Dislocation Creep vs. Diffusion Creep — What's the Difference?

Dislocation Creep is a deformation mechanism that occurs when a material is subjected to stress. In this process, dislocations, which are linear defects within the crystal lattice of a material, move through the lattice. This movement facilitates plastic deformation of the material under stress. On the contrary, Diffusion Creep involves the movement of atoms within the material. Instead of dislocations sliding or moving through the lattice, atoms themselves migrate from areas of high stress to areas of low stress.

Dislocation Creep typically becomes significant at higher stresses and is more common in materials with a larger grain size. The movement of dislocations results in a permanent change in the material's shape without breaking the atomic bonds.
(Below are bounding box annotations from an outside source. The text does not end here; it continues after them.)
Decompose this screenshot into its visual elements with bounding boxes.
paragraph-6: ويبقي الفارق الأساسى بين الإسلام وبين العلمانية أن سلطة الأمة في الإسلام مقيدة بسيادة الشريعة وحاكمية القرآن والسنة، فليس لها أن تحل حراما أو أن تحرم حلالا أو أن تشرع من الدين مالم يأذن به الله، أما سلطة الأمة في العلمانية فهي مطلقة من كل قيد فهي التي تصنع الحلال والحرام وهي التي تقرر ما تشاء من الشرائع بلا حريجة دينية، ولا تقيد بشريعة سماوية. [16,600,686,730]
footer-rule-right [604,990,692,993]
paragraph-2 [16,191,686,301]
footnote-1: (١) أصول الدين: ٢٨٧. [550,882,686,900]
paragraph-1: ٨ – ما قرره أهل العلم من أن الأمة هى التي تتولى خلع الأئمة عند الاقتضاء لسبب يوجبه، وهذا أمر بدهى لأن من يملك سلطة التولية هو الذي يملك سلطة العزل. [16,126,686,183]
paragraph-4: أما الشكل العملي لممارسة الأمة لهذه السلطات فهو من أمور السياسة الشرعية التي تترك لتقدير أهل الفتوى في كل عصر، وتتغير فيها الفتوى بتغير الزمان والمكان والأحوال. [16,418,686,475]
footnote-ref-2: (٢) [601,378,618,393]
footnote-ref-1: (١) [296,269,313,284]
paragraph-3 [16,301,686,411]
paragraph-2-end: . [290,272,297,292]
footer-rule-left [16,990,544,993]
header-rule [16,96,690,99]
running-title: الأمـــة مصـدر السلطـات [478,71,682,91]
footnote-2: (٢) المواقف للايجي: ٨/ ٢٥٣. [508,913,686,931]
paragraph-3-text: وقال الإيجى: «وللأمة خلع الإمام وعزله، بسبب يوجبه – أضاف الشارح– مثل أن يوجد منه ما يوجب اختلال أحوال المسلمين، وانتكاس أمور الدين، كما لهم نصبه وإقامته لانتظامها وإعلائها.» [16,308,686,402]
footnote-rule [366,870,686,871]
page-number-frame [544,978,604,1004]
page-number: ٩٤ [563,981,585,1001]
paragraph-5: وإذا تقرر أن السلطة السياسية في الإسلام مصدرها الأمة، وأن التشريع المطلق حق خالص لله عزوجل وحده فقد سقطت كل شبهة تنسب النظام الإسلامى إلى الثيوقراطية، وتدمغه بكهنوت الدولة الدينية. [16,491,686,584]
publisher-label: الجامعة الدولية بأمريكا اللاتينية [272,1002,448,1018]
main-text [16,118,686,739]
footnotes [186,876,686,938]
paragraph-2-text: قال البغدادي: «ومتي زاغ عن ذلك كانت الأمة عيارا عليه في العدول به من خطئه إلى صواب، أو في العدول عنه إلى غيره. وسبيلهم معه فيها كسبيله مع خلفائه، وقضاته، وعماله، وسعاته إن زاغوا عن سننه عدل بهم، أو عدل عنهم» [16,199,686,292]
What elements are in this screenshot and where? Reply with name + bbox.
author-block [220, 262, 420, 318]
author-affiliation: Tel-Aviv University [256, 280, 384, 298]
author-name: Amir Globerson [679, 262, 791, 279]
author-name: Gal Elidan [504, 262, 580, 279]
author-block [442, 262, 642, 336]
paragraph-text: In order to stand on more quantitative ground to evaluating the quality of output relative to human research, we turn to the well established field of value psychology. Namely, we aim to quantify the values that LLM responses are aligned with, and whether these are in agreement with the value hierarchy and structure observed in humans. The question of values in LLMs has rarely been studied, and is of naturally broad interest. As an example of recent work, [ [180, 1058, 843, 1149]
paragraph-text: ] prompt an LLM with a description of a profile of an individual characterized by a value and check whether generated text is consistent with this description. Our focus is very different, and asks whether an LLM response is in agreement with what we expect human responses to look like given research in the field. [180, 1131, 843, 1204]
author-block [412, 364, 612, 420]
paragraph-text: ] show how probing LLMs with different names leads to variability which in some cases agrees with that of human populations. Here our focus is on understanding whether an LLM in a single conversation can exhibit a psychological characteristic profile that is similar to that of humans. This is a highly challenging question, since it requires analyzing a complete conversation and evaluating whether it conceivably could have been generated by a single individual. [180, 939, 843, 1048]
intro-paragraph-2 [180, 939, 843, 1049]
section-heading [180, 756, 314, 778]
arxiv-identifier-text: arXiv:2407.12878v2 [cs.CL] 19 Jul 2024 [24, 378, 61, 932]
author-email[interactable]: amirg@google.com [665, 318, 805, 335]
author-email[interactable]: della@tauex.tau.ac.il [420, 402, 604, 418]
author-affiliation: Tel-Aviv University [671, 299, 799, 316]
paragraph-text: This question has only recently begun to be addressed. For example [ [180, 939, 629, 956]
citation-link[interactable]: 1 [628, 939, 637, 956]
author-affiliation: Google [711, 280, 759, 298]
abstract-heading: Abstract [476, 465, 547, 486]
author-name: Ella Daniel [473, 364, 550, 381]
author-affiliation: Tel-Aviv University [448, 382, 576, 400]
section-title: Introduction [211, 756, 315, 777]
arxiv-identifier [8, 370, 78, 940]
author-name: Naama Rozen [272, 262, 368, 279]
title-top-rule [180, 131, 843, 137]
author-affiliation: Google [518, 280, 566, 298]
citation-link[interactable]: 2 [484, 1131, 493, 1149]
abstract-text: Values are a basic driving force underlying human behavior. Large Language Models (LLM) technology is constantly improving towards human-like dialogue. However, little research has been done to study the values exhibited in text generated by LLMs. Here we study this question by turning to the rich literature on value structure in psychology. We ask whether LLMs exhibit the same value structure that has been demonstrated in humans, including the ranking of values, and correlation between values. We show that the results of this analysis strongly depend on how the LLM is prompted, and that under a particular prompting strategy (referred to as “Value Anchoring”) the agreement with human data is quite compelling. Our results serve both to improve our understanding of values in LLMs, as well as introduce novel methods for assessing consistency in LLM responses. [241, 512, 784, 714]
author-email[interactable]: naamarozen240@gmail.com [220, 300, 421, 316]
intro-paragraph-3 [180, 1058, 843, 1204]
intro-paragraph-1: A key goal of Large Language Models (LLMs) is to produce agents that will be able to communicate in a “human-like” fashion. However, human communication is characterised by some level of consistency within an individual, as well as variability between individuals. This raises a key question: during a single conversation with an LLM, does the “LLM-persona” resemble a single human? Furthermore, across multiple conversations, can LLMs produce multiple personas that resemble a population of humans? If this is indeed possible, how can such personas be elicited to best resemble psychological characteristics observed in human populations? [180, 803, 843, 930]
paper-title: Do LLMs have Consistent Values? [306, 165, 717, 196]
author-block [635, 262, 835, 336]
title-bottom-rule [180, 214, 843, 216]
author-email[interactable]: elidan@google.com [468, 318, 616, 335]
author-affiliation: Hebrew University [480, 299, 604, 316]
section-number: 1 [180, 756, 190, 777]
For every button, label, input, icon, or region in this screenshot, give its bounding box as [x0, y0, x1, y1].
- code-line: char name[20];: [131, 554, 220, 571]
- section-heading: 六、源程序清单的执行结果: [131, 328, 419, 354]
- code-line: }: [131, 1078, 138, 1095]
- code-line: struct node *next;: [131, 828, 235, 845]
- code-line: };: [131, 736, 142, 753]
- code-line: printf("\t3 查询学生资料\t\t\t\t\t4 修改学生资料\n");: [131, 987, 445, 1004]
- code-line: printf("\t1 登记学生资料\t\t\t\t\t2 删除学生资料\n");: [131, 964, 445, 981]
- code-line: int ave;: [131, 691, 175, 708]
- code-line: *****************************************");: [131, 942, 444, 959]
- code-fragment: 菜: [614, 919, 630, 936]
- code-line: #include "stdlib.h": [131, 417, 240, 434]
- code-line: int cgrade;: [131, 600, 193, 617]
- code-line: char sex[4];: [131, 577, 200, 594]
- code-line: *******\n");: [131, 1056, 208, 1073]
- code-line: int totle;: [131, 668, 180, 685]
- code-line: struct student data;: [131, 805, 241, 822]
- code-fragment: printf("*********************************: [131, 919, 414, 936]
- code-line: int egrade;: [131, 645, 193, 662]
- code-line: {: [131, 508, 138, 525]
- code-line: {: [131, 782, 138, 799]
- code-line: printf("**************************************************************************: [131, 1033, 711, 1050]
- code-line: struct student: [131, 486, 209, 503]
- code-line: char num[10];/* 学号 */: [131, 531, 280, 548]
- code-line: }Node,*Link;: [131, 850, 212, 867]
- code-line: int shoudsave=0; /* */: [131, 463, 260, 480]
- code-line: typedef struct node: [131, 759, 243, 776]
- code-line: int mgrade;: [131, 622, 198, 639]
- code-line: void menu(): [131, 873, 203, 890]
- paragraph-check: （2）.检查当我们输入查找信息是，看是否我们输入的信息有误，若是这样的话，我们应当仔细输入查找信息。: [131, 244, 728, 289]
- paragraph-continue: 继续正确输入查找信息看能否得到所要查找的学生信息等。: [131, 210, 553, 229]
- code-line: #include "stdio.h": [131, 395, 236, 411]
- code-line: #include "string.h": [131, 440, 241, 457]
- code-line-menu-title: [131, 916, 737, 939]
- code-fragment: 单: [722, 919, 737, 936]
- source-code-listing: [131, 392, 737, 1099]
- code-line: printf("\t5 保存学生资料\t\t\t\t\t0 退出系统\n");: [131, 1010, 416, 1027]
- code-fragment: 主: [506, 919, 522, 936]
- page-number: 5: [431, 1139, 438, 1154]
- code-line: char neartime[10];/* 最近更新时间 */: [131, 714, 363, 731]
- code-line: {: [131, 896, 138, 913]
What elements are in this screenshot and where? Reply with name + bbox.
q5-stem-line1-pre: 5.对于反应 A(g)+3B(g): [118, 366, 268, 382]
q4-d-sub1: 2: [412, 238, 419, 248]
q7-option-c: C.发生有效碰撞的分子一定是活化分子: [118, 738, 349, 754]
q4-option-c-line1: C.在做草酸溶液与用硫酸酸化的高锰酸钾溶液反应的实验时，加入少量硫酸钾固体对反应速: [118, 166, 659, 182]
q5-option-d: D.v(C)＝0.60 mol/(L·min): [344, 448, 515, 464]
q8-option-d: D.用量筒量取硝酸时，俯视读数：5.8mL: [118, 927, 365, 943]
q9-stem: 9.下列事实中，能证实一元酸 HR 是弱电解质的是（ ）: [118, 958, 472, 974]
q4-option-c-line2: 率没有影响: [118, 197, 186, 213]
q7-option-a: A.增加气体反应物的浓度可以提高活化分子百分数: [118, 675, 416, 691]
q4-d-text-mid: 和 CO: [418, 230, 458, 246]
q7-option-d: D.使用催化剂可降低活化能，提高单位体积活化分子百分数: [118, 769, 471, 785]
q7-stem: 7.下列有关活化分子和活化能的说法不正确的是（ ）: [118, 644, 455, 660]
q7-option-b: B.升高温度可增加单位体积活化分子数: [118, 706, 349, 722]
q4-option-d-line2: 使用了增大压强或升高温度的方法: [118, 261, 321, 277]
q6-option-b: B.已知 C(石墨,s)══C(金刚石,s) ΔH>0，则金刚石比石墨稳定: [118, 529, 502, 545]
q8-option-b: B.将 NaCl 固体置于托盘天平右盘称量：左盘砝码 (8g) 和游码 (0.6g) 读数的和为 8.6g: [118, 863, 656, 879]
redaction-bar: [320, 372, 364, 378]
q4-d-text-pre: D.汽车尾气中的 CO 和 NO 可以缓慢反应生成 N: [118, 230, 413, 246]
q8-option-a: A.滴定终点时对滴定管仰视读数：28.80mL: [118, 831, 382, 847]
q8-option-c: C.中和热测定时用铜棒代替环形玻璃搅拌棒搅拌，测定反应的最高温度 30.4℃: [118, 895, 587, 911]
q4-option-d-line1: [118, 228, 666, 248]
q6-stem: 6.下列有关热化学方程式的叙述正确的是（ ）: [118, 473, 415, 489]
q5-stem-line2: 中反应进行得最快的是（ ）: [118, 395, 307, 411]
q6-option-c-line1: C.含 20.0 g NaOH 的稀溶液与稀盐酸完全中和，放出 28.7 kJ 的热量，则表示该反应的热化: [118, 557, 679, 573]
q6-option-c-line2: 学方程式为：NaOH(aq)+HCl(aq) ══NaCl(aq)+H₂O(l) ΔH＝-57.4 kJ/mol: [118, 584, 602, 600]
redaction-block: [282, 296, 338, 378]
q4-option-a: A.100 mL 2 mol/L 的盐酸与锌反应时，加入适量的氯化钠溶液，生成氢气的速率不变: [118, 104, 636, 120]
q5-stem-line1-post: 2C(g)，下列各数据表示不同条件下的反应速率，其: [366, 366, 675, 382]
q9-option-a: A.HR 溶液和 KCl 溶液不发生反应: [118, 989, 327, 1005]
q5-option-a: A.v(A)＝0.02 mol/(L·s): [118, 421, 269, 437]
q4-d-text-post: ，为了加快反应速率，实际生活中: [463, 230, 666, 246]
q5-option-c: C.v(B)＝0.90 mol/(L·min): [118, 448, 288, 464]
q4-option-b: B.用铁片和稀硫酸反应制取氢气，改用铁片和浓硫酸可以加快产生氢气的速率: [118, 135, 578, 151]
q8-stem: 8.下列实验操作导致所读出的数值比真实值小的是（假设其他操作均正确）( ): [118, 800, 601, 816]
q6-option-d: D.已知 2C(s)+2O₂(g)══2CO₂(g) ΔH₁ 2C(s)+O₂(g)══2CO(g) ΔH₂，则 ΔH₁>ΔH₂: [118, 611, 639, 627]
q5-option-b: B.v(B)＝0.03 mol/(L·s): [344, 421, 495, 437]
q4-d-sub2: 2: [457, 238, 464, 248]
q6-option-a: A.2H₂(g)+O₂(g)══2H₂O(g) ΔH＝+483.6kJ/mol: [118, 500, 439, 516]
In comparison, Diffusion Creep is dominant at lower stresses and often in materials with finer grain sizes. Here, atomic movement or diffusion can occur through the lattice (lattice diffusion) or along grain boundaries (grain boundary diffusion).

In Dislocation Creep, the primary driving force is the applied stress that causes the dislocations to move. This movement can be envisioned as a ripple moving through a carpet, creating a wave-like deformation. In the realm of Diffusion Creep, the driving force is the differential in atomic concentration caused by the applied stress, leading atoms to migrate and redistribute.

To summarize, while both Dislocation Creep and Diffusion Creep are mechanisms by which materials deform under stress, their methods of action differ significantly. Dislocation Creep involves the movement and interaction of dislocations in a material's lattice, while Diffusion Creep is centered on the atomic diffusion due to stress concentration differences.